On Sept. 15, Shig Hamamatsu, Solyndra's vice president of finance, responded to a Labor Department inquiry by saying that the company had laid off 1,094 full-time employees, along with 649 temporary workers, 82 contract employees and 14 workers classified as "other." He said the company planned to lay off 22 more workers the next day. Hamamatsu said that an additional 85 U.S. employees would be laid off "when their functions are no longer needed," which would bring the total number of displaced workers to 1,946.

Previous media accounts cited 1,100 job losses at Solyndra, counting only those workers whose employment was abruptly ended the day the company shut down.

In an email, a Labor Department spokesman said the agency typically examines all layoffs during the year before a Trade Adjustment Assistance petition is filed in order to gauge the full impact of cutbacks or plant closures on a firm's workers.

The Labor Department investigated the causes of Solyndra's demise after the Alameda County Workforce Investment Board submitted a request for additional benefits for workers under the agency’s little-known Trade Adjustment Assistance program, arguing their jobs were lost as a result of competition from China.

In November, the agency ruled that Solyndra shut down because of foreign market pressure, making laid-off workers eligible for additional government assistance, including extended unemployment benefits, job training and relocation subsidies valued at up to $13,000 per worker.

To date, 52 workers have received the assistance, for a total cost of $450,000.

The Labor Department documents cite numerous examples of Solyndra losing competitive bidding processes to firms that manufacture solar panels overseas, including the home furnishing superstore Ikea, which purchased panels from the Norwegian firm REC Solar, and Wal-Mart, which opted for panels manufactured by BP Solar.

In interviews, former Solyndra employees said they weren't aware of the lost orders, but also were not surprised to hear that Solyndra’s production of solar panels far outstripped its sales.

“We would walk into the warehouse and such see piles and piles of pallets of panels, and we also heard stories of off-site warehouses,” said Michael P. Kohlstadt, who worked as a research and development engineer at Solyndra until the company folded.

“We all wondered what was happening there, and some of us asked if there were orders, but we never got a straight answer,” he said.

Multiple calls to former Solyndra officials cited in the Labor Department documents were not returned.

Since Solyndra declared bankruptcy last September, Trade Adjustment Assistance petitions have been filed on behalf of laid off workers at eight other solar manufacturers.

The Labor Department has certified five of the petitions, approving additional benefits to an estimated 339 solar industry workers, including 160 who worked at SunPower’s offices in Richmond and a CaliSolar plant in Sunnyvale.

The Labor Department denied the Trade Adjustment Assistance petition filed on behalf of workers at Abound Solar in Loveland, Colo.
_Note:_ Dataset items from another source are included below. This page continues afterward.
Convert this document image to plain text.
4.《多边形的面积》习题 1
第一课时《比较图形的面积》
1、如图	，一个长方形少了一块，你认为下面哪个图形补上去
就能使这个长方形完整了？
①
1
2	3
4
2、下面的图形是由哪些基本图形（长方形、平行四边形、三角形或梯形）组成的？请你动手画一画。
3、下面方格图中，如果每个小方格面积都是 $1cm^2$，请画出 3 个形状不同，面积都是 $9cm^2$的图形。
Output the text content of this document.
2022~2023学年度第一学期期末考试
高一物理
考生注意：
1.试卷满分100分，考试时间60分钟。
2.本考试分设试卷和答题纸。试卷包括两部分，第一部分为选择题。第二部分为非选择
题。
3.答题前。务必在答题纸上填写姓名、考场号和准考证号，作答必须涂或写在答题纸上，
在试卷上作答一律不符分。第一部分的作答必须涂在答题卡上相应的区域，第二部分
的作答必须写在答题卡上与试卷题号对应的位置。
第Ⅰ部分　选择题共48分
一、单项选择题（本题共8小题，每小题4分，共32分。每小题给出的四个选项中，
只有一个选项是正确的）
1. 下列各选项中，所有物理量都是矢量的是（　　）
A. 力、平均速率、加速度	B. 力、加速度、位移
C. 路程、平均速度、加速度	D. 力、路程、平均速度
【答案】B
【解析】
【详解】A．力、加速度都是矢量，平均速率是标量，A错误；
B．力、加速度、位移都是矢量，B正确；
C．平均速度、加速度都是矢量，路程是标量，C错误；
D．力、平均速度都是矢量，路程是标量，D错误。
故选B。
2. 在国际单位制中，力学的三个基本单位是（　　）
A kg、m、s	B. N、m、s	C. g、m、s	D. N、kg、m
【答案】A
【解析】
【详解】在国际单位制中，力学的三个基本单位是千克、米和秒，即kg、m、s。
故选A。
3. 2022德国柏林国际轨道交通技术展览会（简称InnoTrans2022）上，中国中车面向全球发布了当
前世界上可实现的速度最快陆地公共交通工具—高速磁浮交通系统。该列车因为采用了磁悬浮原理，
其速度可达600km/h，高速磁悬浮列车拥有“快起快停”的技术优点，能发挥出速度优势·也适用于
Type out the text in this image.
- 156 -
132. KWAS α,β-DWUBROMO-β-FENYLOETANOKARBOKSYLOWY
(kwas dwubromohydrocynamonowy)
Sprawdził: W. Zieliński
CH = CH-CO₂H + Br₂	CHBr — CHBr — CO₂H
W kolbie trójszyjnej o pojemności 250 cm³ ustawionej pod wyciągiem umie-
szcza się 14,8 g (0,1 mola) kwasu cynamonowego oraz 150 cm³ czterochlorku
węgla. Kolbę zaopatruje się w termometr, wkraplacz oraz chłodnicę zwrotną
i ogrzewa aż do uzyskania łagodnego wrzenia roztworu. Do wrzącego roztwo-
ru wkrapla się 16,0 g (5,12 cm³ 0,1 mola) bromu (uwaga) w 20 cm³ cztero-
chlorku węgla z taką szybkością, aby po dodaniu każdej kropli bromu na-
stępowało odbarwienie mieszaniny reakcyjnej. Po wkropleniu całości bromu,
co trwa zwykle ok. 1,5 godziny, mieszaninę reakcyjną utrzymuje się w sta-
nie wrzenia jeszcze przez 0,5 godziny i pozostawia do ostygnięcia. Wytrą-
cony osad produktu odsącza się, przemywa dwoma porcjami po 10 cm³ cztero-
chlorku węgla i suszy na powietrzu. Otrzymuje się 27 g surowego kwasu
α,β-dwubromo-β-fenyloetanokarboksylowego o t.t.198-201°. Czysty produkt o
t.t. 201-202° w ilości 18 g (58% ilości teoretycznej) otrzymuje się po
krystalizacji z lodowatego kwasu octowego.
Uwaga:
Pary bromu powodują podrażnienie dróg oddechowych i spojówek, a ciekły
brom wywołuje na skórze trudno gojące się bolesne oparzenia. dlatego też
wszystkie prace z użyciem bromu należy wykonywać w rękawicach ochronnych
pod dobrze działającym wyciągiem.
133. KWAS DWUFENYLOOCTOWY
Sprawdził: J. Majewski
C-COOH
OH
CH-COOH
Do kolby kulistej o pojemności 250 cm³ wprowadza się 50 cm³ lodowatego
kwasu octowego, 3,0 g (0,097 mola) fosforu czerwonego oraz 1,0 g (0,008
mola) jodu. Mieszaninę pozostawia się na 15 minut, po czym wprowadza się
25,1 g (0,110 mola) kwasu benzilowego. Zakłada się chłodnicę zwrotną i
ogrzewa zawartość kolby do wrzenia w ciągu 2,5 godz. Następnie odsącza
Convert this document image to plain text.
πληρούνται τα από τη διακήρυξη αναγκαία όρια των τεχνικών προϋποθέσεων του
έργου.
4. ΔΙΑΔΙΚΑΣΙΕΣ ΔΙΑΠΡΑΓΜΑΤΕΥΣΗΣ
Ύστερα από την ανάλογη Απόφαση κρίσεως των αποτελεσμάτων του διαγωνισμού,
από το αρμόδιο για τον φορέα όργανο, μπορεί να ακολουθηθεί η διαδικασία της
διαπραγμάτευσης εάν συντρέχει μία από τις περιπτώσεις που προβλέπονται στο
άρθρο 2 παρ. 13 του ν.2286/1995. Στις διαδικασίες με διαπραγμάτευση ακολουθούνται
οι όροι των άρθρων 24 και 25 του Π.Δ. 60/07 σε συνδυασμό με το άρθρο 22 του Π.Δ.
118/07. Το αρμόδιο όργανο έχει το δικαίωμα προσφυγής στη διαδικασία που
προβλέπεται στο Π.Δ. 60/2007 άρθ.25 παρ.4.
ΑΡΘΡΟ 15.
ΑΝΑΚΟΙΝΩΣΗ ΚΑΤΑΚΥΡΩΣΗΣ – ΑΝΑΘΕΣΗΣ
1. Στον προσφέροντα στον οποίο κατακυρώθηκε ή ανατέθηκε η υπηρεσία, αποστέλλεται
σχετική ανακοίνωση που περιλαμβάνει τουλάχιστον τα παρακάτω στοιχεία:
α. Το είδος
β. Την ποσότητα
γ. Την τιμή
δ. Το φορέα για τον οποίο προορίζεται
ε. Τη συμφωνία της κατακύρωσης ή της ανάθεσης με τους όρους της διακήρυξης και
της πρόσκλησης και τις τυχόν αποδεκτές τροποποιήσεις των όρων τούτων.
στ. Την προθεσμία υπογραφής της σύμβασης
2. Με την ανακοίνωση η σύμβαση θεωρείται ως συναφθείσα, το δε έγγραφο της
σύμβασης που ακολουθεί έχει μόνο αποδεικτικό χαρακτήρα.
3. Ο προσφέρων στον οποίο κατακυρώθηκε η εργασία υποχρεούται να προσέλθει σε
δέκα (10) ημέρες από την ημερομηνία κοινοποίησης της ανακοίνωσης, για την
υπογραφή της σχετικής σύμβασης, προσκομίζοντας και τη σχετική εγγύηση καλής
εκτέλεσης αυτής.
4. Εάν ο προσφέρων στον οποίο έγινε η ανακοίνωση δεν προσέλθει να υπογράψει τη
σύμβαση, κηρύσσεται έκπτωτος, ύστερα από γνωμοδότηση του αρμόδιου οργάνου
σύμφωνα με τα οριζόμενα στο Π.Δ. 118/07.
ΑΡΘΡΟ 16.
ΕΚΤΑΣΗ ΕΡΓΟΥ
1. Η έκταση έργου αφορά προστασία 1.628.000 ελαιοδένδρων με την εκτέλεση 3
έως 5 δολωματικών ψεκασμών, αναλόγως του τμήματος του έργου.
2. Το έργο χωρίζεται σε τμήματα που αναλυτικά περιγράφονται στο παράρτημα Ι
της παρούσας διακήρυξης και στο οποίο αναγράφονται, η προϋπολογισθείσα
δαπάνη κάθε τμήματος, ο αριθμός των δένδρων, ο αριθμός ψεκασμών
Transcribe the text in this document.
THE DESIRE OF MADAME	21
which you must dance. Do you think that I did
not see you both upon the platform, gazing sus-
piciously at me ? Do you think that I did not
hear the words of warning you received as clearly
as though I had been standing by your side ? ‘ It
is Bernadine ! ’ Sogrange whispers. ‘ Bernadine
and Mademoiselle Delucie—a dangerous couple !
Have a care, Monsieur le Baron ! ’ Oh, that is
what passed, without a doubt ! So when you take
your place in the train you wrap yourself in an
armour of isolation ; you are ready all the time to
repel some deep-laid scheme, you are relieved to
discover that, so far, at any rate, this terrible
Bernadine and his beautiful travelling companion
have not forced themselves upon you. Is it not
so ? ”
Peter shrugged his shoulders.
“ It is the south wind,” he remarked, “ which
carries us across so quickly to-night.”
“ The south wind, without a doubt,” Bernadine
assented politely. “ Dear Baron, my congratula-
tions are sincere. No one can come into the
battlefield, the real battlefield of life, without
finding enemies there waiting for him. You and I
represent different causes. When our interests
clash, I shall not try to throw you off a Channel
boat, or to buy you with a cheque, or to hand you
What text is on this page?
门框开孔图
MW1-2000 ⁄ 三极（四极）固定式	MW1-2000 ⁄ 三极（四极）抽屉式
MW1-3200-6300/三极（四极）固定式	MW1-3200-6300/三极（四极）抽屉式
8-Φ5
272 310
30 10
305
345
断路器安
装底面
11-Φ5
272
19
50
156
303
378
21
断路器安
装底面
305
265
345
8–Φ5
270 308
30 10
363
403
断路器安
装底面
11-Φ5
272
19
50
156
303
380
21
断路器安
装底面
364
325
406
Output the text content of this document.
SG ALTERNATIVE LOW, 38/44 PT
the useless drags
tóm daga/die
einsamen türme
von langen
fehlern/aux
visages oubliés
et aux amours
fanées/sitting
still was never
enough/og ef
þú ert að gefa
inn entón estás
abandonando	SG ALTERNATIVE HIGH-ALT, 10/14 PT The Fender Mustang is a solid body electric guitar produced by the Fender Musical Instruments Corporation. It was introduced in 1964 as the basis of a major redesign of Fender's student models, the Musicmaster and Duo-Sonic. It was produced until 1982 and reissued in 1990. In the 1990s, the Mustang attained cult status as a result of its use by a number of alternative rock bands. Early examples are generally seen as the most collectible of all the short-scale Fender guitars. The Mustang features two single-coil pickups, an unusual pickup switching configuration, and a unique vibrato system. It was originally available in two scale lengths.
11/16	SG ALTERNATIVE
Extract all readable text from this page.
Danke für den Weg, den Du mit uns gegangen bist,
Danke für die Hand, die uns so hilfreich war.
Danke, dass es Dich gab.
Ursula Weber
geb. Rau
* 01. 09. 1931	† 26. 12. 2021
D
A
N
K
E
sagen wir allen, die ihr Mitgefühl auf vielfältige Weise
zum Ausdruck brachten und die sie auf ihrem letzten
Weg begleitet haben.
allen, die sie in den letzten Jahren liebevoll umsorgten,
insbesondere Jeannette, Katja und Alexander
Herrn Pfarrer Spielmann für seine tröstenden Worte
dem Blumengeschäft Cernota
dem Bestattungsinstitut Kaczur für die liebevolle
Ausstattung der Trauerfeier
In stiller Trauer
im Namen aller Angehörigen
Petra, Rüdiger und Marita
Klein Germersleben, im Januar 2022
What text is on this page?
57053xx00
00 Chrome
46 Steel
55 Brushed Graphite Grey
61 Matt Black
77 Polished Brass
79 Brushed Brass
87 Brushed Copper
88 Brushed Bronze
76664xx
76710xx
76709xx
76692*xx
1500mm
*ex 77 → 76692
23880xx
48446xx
Petitions on behalf of workers at two companies are still pending.

In an interview, Shayle Kann, vice president of GTM Research, a leading alternative energy markets research firm, said the entire solar manufacturing industry is now contracting thanks to a global glut of production and shrinking government subsidies in Europe, which provides the largest market for many solar manufacturers, even those in the United States.

“Solyndra is not exactly alone,” Kann said. “The true context around it is that solar manufacturing is going through a contraction. It is a global phenomenon. There have been massive layoffs in Germany and even China. There is a global over-supply.”